I have just completed development of the "PHP file object", which is a layer 10 component of the Vettrasoft Z Directory. This object allows calling 'pre-processing' of PHP code, embedded in a document, from a C++ program. The application code would look something like this:

int i;
file_o f_in("mytemplate.txt"), f_out("my_output.txt");
rec_dbag_o bag;
phpfile_o my_php (f_in);

for (i=0; i < 9; i++)
    my_php.process(f_out, bag);
    // --do something with 'f_out' (PHP generated output file)--

The idea here is that the input file ('f_in' in the example above) is a "template" file that contains PHP code (or just a straight PHP file). The generated output goes into 'f_out' [above]. Typically this would be in a loop. The data from the databag ('bag', above) is provided to the PHP processor (databags are Vettrasoft's alternative to XML) and hence transfers data from your C++ app to the PHP code.
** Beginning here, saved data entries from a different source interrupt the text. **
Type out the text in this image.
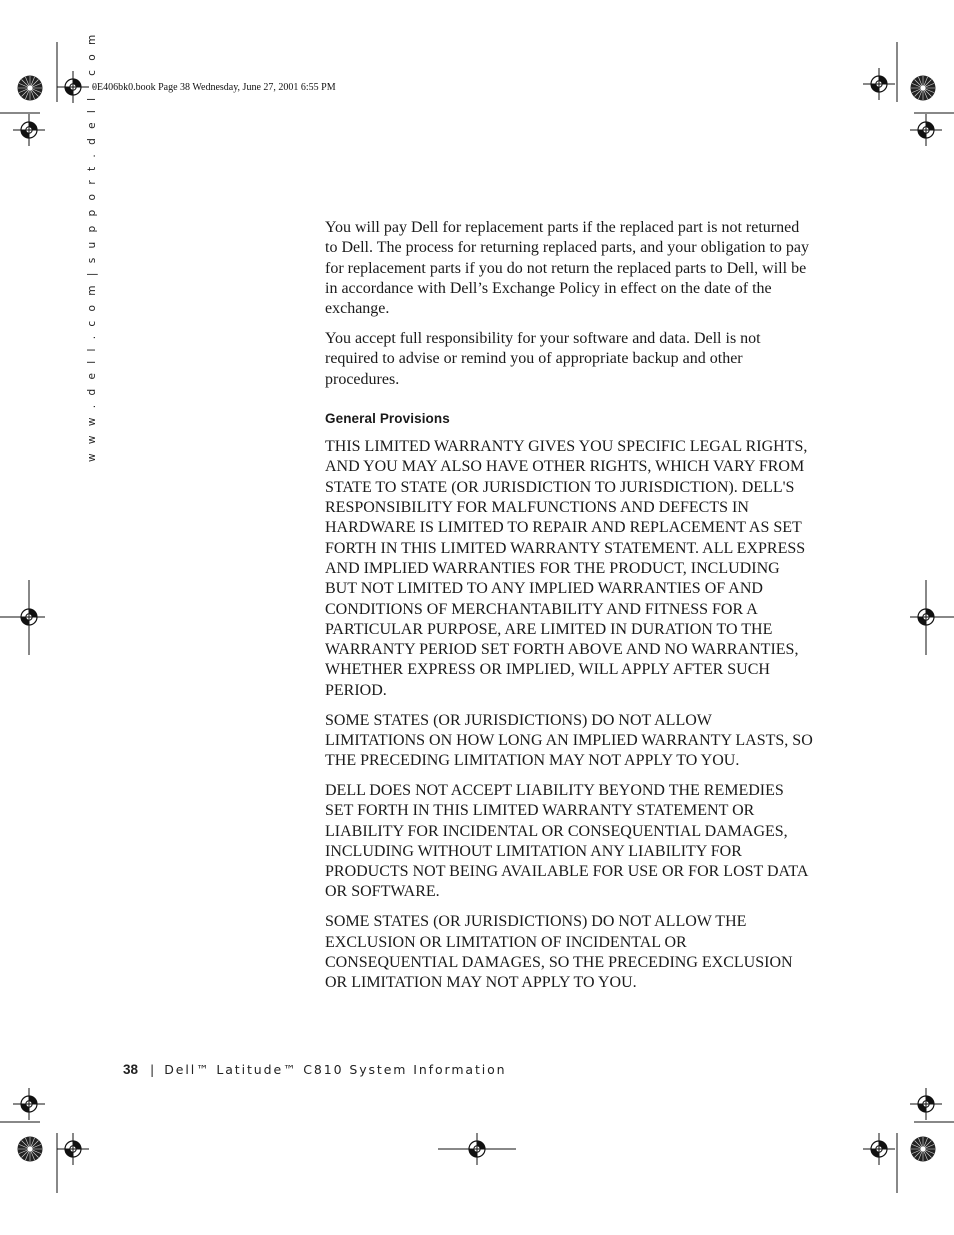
0E406bk0.book Page 38 Wednesday, June 27, 2001 6:55 PM
w w w . d e l l . c o m | s u p p o r t . d e l l . c o m	You will pay Dell for replacement parts if the replaced part is not returned to Dell. The process for returning replaced parts, and your obligation to pay for replacement parts if you do not return the replaced parts to Dell, will be in accordance with Dell’s Exchange Policy in effect on the date of the exchange.

You accept full responsibility for your software and data. Dell is not required to advise or remind you of appropriate backup and other procedures.

General Provisions

THIS LIMITED WARRANTY GIVES YOU SPECIFIC LEGAL RIGHTS, AND YOU MAY ALSO HAVE OTHER RIGHTS, WHICH VARY FROM STATE TO STATE (OR JURISDICTION TO JURISDICTION). DELL'S RESPONSIBILITY FOR MALFUNCTIONS AND DEFECTS IN HARDWARE IS LIMITED TO REPAIR AND REPLACEMENT AS SET FORTH IN THIS LIMITED WARRANTY STATEMENT. ALL EXPRESS AND IMPLIED WARRANTIES FOR THE PRODUCT, INCLUDING BUT NOT LIMITED TO ANY IMPLIED WARRANTIES OF AND CONDITIONS OF MERCHANTABILITY AND FITNESS FOR A PARTICULAR PURPOSE, ARE LIMITED IN DURATION TO THE WARRANTY PERIOD SET FORTH ABOVE AND NO WARRANTIES, WHETHER EXPRESS OR IMPLIED, WILL APPLY AFTER SUCH PERIOD.

SOME STATES (OR JURISDICTIONS) DO NOT ALLOW LIMITATIONS ON HOW LONG AN IMPLIED WARRANTY LASTS, SO THE PRECEDING LIMITATION MAY NOT APPLY TO YOU.

DELL DOES NOT ACCEPT LIABILITY BEYOND THE REMEDIES SET FORTH IN THIS LIMITED WARRANTY STATEMENT OR LIABILITY FOR INCIDENTAL OR CONSEQUENTIAL DAMAGES, INCLUDING WITHOUT LIMITATION ANY LIABILITY FOR PRODUCTS NOT BEING AVAILABLE FOR USE OR FOR LOST DATA OR SOFTWARE.

SOME STATES (OR JURISDICTIONS) DO NOT ALLOW THE EXCLUSION OR LIMITATION OF INCIDENTAL OR CONSEQUENTIAL DAMAGES, SO THE PRECEDING EXCLUSION OR LIMITATION MAY NOT APPLY TO YOU.

38 | Dell™ Latitude™ C810 System Information
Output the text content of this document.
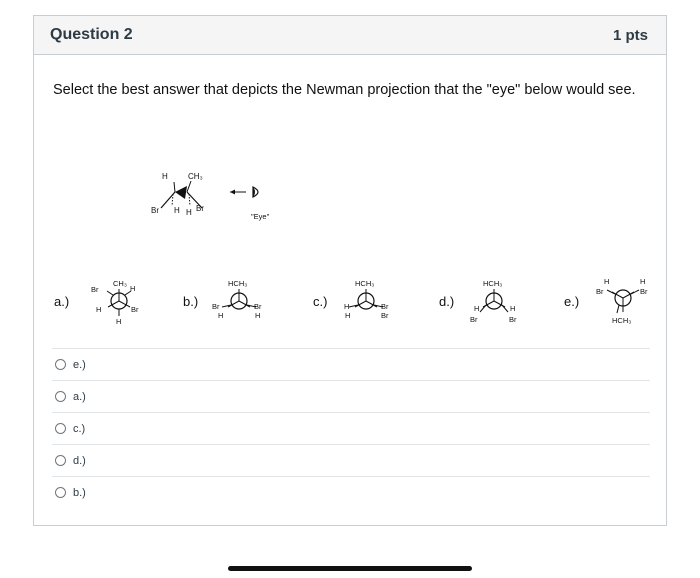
Question 2	1 pts
Select the best answer that depicts the Newman projection that the "eye" below would see.
H	CH₃
Br H H Br
"Eye"
a.)
CH₃
H
Br
H	Br
H
b.)
HCH₃
Br
H
Br
H
c.)
HCH₃
H
H
Br
Br
d.)
HCH₃
H
Br
H
Br
e.)
H	H
Br	Br
HCH₃
e.)
a.)
c.)
d.)
b.)
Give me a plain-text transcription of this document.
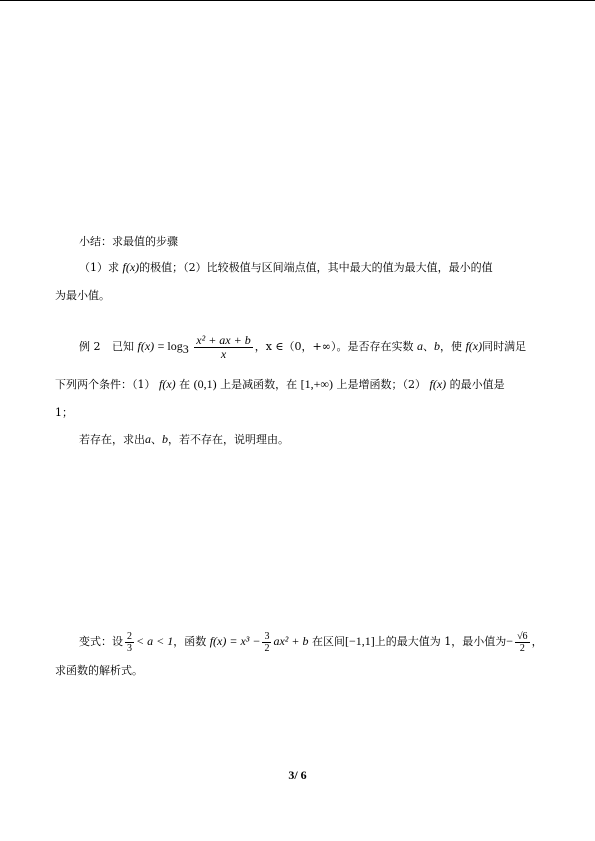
小结：求最值的步骤
（1）求 f(x)的极值；（2）比较极值与区间端点值，其中最大的值为最大值，最小的值
为最小值。
例 2 已知 $f(x) = \log_3 \frac{\text{x² + ax + b}}{x}$ ，x ∈（0，+∞）。是否存在实数 a、b，使 f(x)同时满足
下列两个条件：（1） f(x) 在 (0,1) 上是减函数，在 [1,+∞) 上是增函数；（2） f(x) 的最小值是
1；
若存在，求出a、b，若不存在，说明理由。
变式：设 $\frac{2}{3} < a < 1$，函数 $f(x) = x^3 - \frac{3}{2} ax^2 + b$ 在区间[−1,1]上的最大值为 1，最小值为− $\frac{√6}{2}$ ，
求函数的解析式。
3/ 6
Unlike some of the alternatives mentioned, you just link your program to the Z Directory libraries. However, it does require a native PHP 'CLI' [command-line interface] processor (a "SAPI" program) on the same machine (if you can do "http://localhost/somfile.php", you probably have PHP configured).

This is actually the latest addition to the Z Directory that, as of this writing (Jun 27 2012), has not been released yet and we dubbed it the "C++/PHP bridge". It passed alpha just today and will be included in the next release (ZP9/b13) - about mid-July. A friend pointed out this post in stackoverflow.com, it was eye-popping for me to read this since the timing is so coincidental.